A liberação deste potencial de energia é um processo de cura interior.
Dando ênfase nesse aspecto da prática, a terapia, o Tantra e a Āyurveda
compartilham um método terapêutico cuja ênfase está no despertar da kuṇḍalinī
e seu percurso através dos cakras. Isso nós chamamos de kuṇḍalinī-terapia.[1]
Para
alcançar saúde total, podemos tocar nesta energia através de āsanas, pāṇāyāmas, mudrās e bandhas que estimulam certas glândulas
endócrinas. Estas, por sua vez, liberam a energia dos cakras e reequilibram o sistema nervoso, afetando todos os órgãos
do corpo. Quando estimulamos o mūlādhāra-cakra, a energia sobe pela
medula espinhal e entra no complexo cérebro-mente. Mas este não é o despertar
da kuṇḍalinī, é apenas uma gota da
seiva da vida que doa energia ao corpo, removendo e prevenindo a doença. Ao
mesmo tempo o corpo está se preparando para receber o enorme influxo de energia
que irá subir pela coluna quando a kuṇḍalinī
despertar.
Kuṇḍalinī-terapia é uma forma de lidar com a vida,
ao invés de evitá-la. Ela lhe dará a força necessária para enfrentar todos os
problemas com serenidade. Mesmo que o objetivo final de consciência
transcendental ainda esteja longe, na medida em que seguir este caminho, irá se
tornar mais saudável e mais forte. A vida tomará um novo significado e você
terá mais energia a cada novo dia.
A relação entre as
glândulas endócrinas e os cakras
As
glândulas endócrinas fabricam certos compostos químicos chamados de hormônios
que regulam todas as funções do corpo. O corpo e a personalidade são
dependentes do bom funcionamento das glândulas endócrinas para a manutenção da
boa saúde. Por exemplo, uma secreção excedente de tiroxina nos faz irritados,
tensos, muito emocionados e anciosos. Pensamentos se intensificam e nosso
metabolismo se acelera.

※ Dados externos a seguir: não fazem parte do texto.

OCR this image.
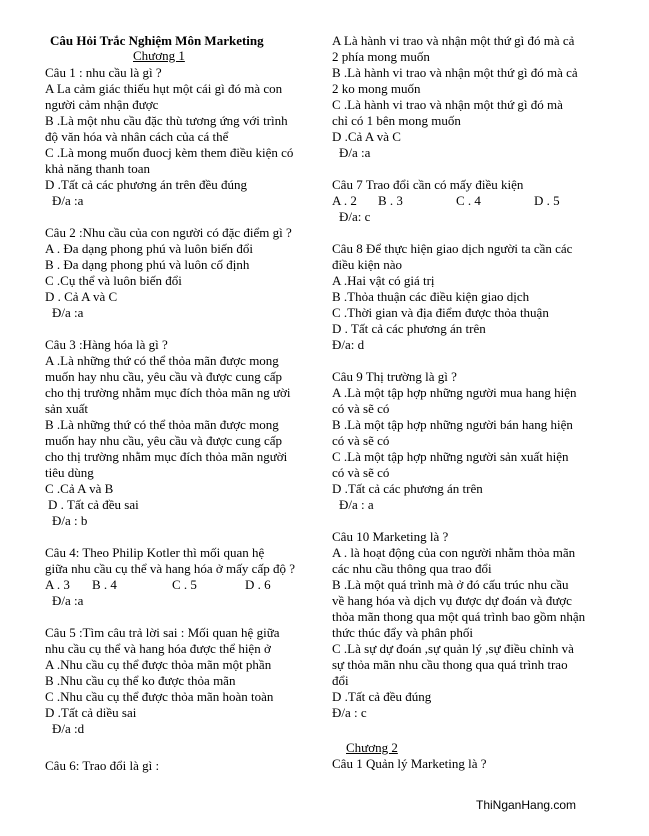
Câu Hỏi Trắc Nghiệm Môn Marketing
Chương 1
Câu 1 : nhu cầu là gì ?
A La cảm giác thiếu hụt một cái gì đó mà con
người cảm nhận được
B .Là một nhu cầu đặc thù tương ứng với trình
độ văn hóa và nhân cách của cá thể
C .Là mong muốn đuocj kèm them điều kiện có
khả năng thanh toan
D .Tất cả các phương án trên đều đúng
Đ/a :a
Câu 2 :Nhu cầu của con người có đặc điểm gì ?
A . Đa dạng phong phú và luôn biến đổi
B . Đa dạng phong phú và luôn cố định
C .Cụ thể và luôn biến đổi
D . Cả A và C
Đ/a :a
Câu 3 :Hàng hóa là gì ?
A .Là những thứ có thể thỏa mãn được mong
muốn hay nhu cầu, yêu cầu và được cung cấp
cho thị trường nhằm mục đích thỏa mãn ng ười
sản xuất
B .Là những thứ có thể thỏa mãn được mong
muốn hay nhu cầu, yêu cầu và được cung cấp
cho thị trường nhằm mục đích thỏa mãn người
tiêu dùng
C .Cả A và B
D . Tất cả đều sai
Đ/a : b
Câu 4: Theo Philip Kotler thì mối quan hệ
giữa nhu cầu cụ thể và hang hóa ở mấy cấp độ ?
A . 3 B . 4	C . 5	D . 6
Đ/a :a
Câu 5 :Tìm câu trả lời sai : Mối quan hệ giữa
nhu cầu cụ thể và hang hóa được thể hiện ở
A .Nhu cầu cụ thể được thỏa mãn một phần
B .Nhu cầu cụ thể ko được thỏa mãn
C .Nhu cầu cụ thể được thỏa mãn hoàn toàn
D .Tất cả diều sai
Đ/a :d
Câu 6: Trao đổi là gì :
A Là hành vi trao và nhận một thứ gì đó mà cả
2 phía mong muốn
B .Là hành vi trao và nhận một thứ gì đó mà cả
2 ko mong muốn
C .Là hành vi trao và nhận một thứ gì đó mà
chỉ có 1 bên mong muốn
D .Cả A và C
Đ/a :a
Câu 7 Trao đổi cần có mấy điều kiện
A . 2 B . 3	C . 4	D . 5
Đ/a: c
Câu 8 Để thực hiện giao dịch người ta cần các
điều kiện nào
A .Hai vật có giá trị
B .Thỏa thuận các điều kiện giao dịch
C .Thời gian và địa điểm được thỏa thuận
D . Tất cả các phương án trên
Đ/a: d
Câu 9 Thị trường là gì ?
A .Là một tập hợp những người mua hang hiện
có và sẽ có
B .Là một tập hợp những người bán hang hiện
có và sẽ có
C .Là một tập hợp những người sản xuất hiện
có và sẽ có
D .Tất cả các phương án trên
Đ/a : a
Câu 10 Marketing là ?
A . là hoạt động của con người nhằm thỏa mãn
các nhu cầu thông qua trao đổi
B .Là một quá trình mà ở đó cấu trúc nhu cầu
về hang hóa và dịch vụ được dự đoán và được
thỏa mãn thong qua một quá trình bao gồm nhận
thức thúc đẩy và phân phối
C .Là sự dự đoán ,sự quản lý ,sự điều chỉnh và
sự thỏa mãn nhu cầu thong qua quá trình trao
đổi
D .Tất cả đều đúng
Đ/a : c
Chương 2
Câu 1 Quản lý Marketing là ?
ThiNganHang.com
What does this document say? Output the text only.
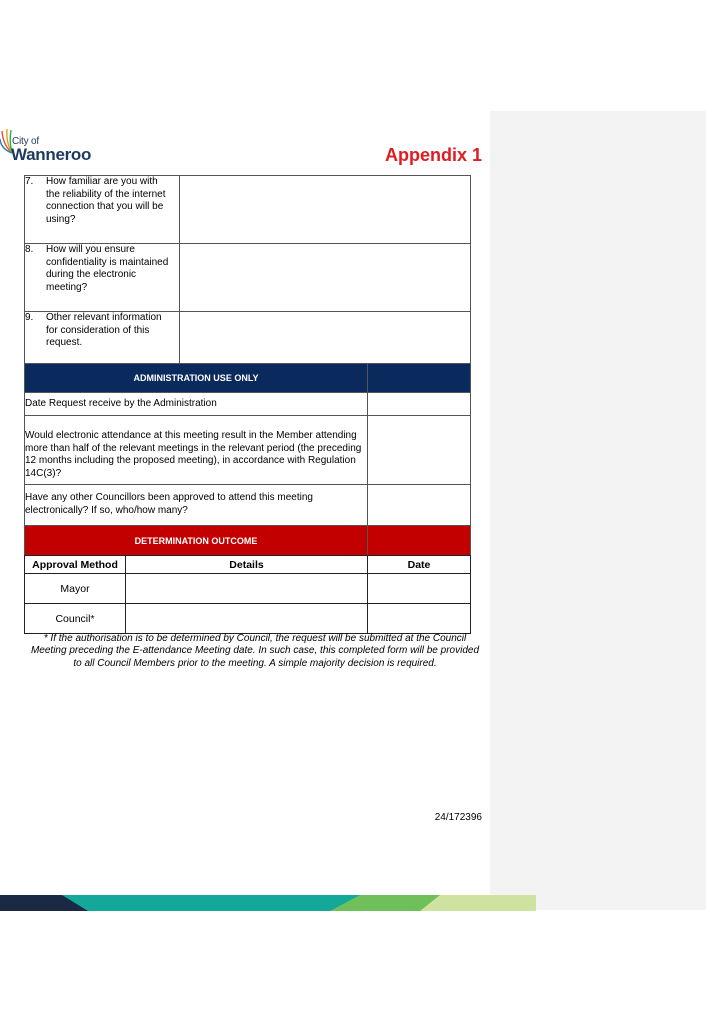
City of
Wanneroo	Appendix 1
7. How familiar are you with the reliability of the internet connection that you will be using?		
8. How will you ensure confidentiality is maintained during the electronic meeting?		
9. Other relevant information for consideration of this request.		
ADMINISTRATION USE ONLY		
Date Request receive by the Administration		
Would electronic attendance at this meeting result in the Member attending more than half of the relevant meetings in the relevant period (the preceding 12 months including the proposed meeting), in accordance with Regulation 14C(3)?		
Have any other Councillors been approved to attend this meeting electronically? If so, who/how many?		
DETERMINATION OUTCOME		
Approval Method	Details	Date
Mayor		
Council*		
* If the authorisation is to be determined by Council, the request will be submitted at the Council Meeting preceding the E-attendance Meeting date. In such case, this completed form will be provided to all Council Members prior to the meeting. A simple majority decision is required.
24/172396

Esta é a imagem oposta de uma baixa taxa de secreção.
Para alcançar uma saúde perfeita, cada glândula deve trabalhar de forma
eficiente e em harmonia com as outras glândulas. Juntas, elas formam um eixo
controlado pela glândula mestre no cérebro, a pituitária.
As principais
glândulas endócrinas formam a base da kuṇḍalinī-terapia. Elas estão intimamente ligadas
com os cakras: gônadas (swādhisṭhāna), supra-renais (maṇipūra), timo (anāhata), tireóide (viśuddhi), pineal (ājñā) e hipófise (sahasrāra). O mūlādhāra-cakra não tem uma
glândula endócrina equivalente. No entanto, ele é associado ao corpo perineal,
uma glândula vestigial que perdeu a sua função no homem e deve ser reativada
para que ele possa despertar a kuṇḍalinī
adormecida. Isto se consegue através das práticas do Yoga.
Em
um nível mais sutil, as glândulas são canais que permitem que a energia prânica
entre no corpo através dos cakras. De
acordo com William A. Tiller, Ph.D. e Professor de Ciências de Materiais da
Universidade de Stanford, os pares sistema endócrino e cakras são transdutores que permitem que a energia entre no corpo.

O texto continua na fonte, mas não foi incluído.